Schüttelfrost (medizinisch: Febris undularis) typischerweise als Vorbote von Fieber auf.

Denn diese Körperreaktion führt zum Anstieg der Körpertemperatur. Ziel ist es, einen bestimmten Sollwert zu erreichen, der zur Bekämpfung der Krankheitserreger notwendig ist. Die Muskeln ziehen sich dabei rasch zusammen, wobei Wärme produziert wird. Bis der vom Organismus angestrebte Sollwert erreicht ist, frieren wir.

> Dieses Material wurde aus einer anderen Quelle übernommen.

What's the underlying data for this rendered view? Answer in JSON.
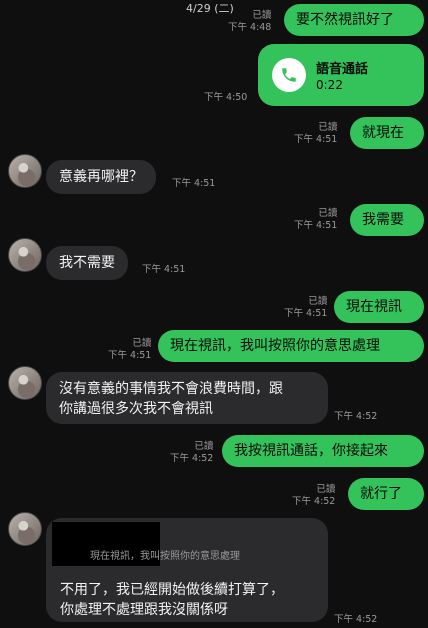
{
  "date": "4/29 (二)",
  "read": "已讀",
  "messages": [
    {
      "text": "要不然視訊好了",
      "time": "下午 4:48"
    },
    {
      "call_title": "語音通話",
      "call_duration": "0:22",
      "time": "下午 4:50"
    },
    {
      "text": "就現在",
      "time": "下午 4:51"
    },
    {
      "text": "意義再哪裡？",
      "time": "下午 4:51"
    },
    {
      "text": "我需要",
      "time": "下午 4:51"
    },
    {
      "text": "我不需要",
      "time": "下午 4:51"
    },
    {
      "text": "現在視訊",
      "time": "下午 4:51"
    },
    {
      "text": "現在視訊，我叫按照你的意思處理",
      "time": "下午 4:51"
    },
    {
      "line1": "沒有意義的事情我不會浪費時間，跟",
      "line2": "你講過很多次我不會視訊",
      "time": "下午 4:52"
    },
    {
      "text": "我按視訊通話，你接起來",
      "time": "下午 4:52"
    },
    {
      "text": "就行了",
      "time": "下午 4:52"
    },
    {
      "quote": "現在視訊，我叫按照你的意思處理",
      "line1": "不用了，我已經開始做後續打算了，",
      "line2": "你處理不處理跟我沒關係呀",
      "time": "下午 4:52"
    }
  ]
}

Bei Schüttelfrost ist das Kältegefühl stark ausgeprägt, es kommt zu unkontrolliertem Muskelzittern am ganzen Körper. Die Betroffenen fühlen sich in der Regel matt und abgeschlagen, Kopf- und Gliederschmerzen können auftreten. Schüttelfrost hält in der Regel nur kurze Zeit an.

Rücksprache mit dem Arzt bei Schüttelfrost:

  • Hohes Fieber (über 39,5 Grad Celsius)
  • Stark ausgeprägtes Krankheitsgefühl
  • Unklare Begleitsymptome wie z. B. Magen-Darm-Beschwerden, Appetitlosigkeit
  • Schüttelfrost nach Aufenthalt in den Tropen

Wichtig zu wissen: Rasch ansteigendes Fieber kann bei kleinen Kindern (insbesondere im Alter von 6 Monaten bis 5 Jahren) zu einem Fieberkrampf führen. Bewusstlosigkeit, eine veränderte Atmung und eine Verkrampfung der Muskulatur sind typisch. Eltern sollten in diesem Fall Ruhe bewahren und den Notarzt verständigen. Sprechen Sie vorab mit Ihrem Kinderarzt über die richtigen Maßnahmen bei einem Fieberkrampf. Sollte Ihr Kind bereits einmal einen Fieberkrampf erlitten haben, ist es wichtig, die richtigen Notfallmedikamente griffbereit zu haben. Auch hierzu gilt: Lassen Sie sich von Ihrem Arzt beraten.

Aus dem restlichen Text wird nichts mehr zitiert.